Suikastı; İslami Hareket, İBDA-C, Hizbullah gibi örgütler üstlendi. Suikastın arkasında MOSSAD’ın‘ın ve kontrgerillanın olduğu da iddia edilmiştir. Ergenekon Davası sanıklarından Ümit Oğuztan, iddianamede yer alan ifadesinde Mumcu’nun, seri numarası silinmiş ve Kürdistan Demokratik Partisi lideri Celal Talabani‘ye götürülen silahlarla ilgili araştırması nedeniyle öldürüldüğünü iddia etti. Bununla beraber, ağabeyi Ceyhan Mumcu kendi yaptığı araştırmada ölümüne yakın bir süre içerisinde MOSSAD ve Barzani ilişkisi ortaya çıkınca İsrail büyükelçisinin ısrarla kardeşi Mumcu’yla bire bir olarak görüşmek istediği ancak Uğur’un tek görüşmeyi kabul etmemesine rağmen görüşmenin gerçekleştiğini belirtmiştir. Ayrıca suikasta uğramadan önceki süreçte, Uğur Mumcu, Kürt Dosyası adlı kitabını kaleme almaktaydı. Bu kitabında PKK’nın oluşumunu, Kürt ayaklanmalarını, Öcalan’ın aldığı dış desteği ve Barzani-İsrail-Öcalan ilişkisini incelemekteydi. Kitabını bitiremeden ölmüştür.

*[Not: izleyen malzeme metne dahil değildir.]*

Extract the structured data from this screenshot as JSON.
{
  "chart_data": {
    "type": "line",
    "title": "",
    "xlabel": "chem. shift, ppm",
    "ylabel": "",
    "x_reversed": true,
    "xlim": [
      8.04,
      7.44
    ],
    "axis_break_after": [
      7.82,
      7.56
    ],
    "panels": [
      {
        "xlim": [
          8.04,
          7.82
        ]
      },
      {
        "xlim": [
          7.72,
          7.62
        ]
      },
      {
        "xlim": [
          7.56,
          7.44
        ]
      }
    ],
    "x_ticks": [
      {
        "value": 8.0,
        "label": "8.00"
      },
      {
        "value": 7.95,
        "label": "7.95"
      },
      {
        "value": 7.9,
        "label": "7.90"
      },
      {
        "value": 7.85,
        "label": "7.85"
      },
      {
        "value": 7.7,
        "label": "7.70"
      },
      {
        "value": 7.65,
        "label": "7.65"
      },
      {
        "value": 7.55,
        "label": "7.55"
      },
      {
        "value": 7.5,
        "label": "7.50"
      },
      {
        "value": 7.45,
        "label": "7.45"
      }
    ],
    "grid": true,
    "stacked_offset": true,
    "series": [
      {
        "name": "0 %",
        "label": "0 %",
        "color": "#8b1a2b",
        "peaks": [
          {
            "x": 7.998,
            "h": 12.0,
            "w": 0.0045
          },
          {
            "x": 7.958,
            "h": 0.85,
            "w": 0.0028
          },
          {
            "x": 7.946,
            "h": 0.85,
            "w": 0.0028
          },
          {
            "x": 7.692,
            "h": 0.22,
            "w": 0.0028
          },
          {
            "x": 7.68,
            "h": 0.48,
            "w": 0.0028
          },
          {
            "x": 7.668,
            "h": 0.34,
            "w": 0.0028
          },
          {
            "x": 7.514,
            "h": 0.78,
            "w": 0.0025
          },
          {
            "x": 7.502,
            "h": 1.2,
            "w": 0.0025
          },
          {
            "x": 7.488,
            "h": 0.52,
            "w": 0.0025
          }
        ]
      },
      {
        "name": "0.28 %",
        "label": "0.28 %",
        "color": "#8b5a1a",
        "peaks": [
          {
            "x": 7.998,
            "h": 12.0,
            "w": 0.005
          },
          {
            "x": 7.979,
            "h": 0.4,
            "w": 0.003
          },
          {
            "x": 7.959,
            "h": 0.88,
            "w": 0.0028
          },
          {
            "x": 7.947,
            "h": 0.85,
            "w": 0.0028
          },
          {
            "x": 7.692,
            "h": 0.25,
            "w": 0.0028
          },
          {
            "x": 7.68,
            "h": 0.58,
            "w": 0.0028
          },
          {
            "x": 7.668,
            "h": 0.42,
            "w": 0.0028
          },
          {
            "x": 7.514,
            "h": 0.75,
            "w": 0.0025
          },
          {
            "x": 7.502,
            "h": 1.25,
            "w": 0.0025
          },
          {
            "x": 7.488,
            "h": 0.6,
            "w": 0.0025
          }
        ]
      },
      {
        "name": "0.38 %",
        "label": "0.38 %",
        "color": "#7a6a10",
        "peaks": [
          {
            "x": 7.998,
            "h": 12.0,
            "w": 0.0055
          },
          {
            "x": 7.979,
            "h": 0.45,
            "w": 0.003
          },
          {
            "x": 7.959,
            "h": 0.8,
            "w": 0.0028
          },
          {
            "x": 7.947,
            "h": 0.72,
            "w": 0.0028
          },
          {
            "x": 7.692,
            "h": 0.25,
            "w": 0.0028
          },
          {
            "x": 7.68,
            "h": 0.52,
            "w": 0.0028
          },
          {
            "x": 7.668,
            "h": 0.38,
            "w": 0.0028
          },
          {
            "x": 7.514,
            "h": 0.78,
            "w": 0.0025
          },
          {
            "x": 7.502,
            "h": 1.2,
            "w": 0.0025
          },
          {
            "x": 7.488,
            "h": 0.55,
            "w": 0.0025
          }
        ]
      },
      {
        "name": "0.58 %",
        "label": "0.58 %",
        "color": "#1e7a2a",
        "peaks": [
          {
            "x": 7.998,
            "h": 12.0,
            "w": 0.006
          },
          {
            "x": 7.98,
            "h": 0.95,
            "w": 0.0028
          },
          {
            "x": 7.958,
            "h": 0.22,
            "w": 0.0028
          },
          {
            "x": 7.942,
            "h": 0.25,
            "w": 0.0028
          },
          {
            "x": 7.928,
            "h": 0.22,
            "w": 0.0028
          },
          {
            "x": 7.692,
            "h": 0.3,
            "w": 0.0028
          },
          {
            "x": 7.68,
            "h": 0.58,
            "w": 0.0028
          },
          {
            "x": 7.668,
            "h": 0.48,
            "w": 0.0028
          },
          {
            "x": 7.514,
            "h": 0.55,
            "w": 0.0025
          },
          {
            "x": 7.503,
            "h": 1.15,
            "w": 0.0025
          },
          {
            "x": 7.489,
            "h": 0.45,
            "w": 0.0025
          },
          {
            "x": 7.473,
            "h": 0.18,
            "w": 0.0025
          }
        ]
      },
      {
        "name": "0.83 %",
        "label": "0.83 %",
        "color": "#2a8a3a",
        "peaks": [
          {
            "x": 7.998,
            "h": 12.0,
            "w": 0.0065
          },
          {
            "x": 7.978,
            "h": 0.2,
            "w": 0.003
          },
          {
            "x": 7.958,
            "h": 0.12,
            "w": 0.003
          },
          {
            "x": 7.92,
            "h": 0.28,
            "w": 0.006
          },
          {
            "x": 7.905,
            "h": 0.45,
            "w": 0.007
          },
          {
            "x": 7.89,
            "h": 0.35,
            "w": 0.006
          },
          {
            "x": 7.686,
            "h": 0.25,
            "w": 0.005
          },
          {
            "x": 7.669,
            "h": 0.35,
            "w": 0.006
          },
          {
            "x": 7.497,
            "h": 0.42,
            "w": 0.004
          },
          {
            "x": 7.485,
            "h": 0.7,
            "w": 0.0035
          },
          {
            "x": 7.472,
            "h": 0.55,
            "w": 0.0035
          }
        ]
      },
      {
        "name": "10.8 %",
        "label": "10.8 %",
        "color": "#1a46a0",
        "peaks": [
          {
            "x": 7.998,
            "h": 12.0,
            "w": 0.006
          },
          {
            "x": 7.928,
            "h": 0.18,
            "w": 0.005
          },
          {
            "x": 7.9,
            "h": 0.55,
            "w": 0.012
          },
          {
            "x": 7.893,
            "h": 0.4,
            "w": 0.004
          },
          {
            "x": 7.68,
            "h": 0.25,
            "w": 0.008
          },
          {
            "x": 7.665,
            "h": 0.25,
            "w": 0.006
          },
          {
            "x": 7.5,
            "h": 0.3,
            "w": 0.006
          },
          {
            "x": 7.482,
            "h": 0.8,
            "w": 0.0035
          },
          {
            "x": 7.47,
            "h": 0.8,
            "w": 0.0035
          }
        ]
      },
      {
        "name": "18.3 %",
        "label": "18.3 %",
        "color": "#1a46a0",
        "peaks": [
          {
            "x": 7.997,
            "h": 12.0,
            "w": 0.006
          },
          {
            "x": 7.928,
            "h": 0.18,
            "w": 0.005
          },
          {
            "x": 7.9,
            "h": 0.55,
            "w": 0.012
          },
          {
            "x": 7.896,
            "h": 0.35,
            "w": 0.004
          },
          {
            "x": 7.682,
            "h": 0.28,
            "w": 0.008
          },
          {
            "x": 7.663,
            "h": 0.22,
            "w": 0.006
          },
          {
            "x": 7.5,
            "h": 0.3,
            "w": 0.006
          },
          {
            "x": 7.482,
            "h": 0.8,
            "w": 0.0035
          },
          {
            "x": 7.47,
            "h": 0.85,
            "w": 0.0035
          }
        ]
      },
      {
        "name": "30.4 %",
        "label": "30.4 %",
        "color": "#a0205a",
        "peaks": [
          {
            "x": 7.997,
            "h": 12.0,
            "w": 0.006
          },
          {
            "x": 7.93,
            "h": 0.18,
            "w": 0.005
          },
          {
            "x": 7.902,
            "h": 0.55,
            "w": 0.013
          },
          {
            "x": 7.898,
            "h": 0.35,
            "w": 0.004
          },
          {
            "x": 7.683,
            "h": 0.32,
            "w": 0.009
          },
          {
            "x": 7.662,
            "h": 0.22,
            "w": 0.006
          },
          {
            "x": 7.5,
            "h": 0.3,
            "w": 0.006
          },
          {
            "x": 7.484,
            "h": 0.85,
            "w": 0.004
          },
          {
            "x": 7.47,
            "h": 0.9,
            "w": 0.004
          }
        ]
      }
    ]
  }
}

Mumcu’nun eşi Güldal Mumcu‘yu ziyaretleri sırasında dönemin Başbakanı Süleyman Demirel, Başbakan Yardımcısı Erdal İnönü ve İçişleri Bakanı İsmet Sezgin, “Cinayeti çözmenin, devletin namus borcu olduğunu” belirterek adeta namus sözü verdiler (1993). Suikastın failleri yakalanamamıştır.
GENÇLİĞİN GÖZÜNDEN
Yukarıda bahsettiğim her şey internette var olan ve durum tespiti anlamında yazılan yazılardır. Ben bir Türk genci olarak geçmişimizde bu tarz olaylar olmasından utanç duyuyorum. Ülkemizde aydınların öldürülmesinden, baskı yapılmasından, istediğini söyleyememesinden utanç duyuyorum. Eli kalem tutanların, eli silah tutanlardan daha az değer gördüğü bir dönemi yaşadı bu ülke ama görüyoruz ki eli kalem tutanlar nesillerce unutulmazken eli silah tutanlar sadece o dönemin içinde var oldu ve yok oldu. Bu şekilde de olmaya mecburlar, üretmiyorlar. Ülkemizde Necip Hablemitoğlu gibi, Uğur Mumcu gibi aydınların öldürülmüş olması ve faillerinin koskoca Türkiye Cumhuriyeti Devleti tarafından bulunamıyor olması gerçekten büyük şeyler atlatmış olduğumuzun kanıtıdır. Umarım gelecekte bu tarz olaylar hiç yaşanmaz, umarım benim gibi 21 yaşında olan, benim dönemimin gençleri bu ülkede özgürlüğün, tartışma kültürünün temelini atarlar. Umarım benim neslim fikirlerin baskılar ile susturulamayacağını, bunun her zaman daha büyük fikriler ile yıkılacağını bilirler ve her fikre saygı duyarlar. Uğur Mumcu, araştırmacı-gazeteci olarak bu ülkeye büyük hizmetler etmiştir. Atatürk’ün de dediği gibi “Vatanını en çok seven, görevini en iyi yapandır.” Atatürk’ün de dediği gibi Uğur Mumcu büyük bir vatanseverdi ama bu topraklarda hiçbir başarı ve iyilik cezasız kalmaz. Uğur Mumcu’ya yapılan da bu başarılı araştırmacılığının getirdiği en büyük ödüldü belki. Ben tam 28 yıl sonra dahi onu büyük umutlar ile anarak bu yazıyı kaleme alıyorum. İyi ki vardın sayın Uğur Mumcu. UĞURLAR OLSUN.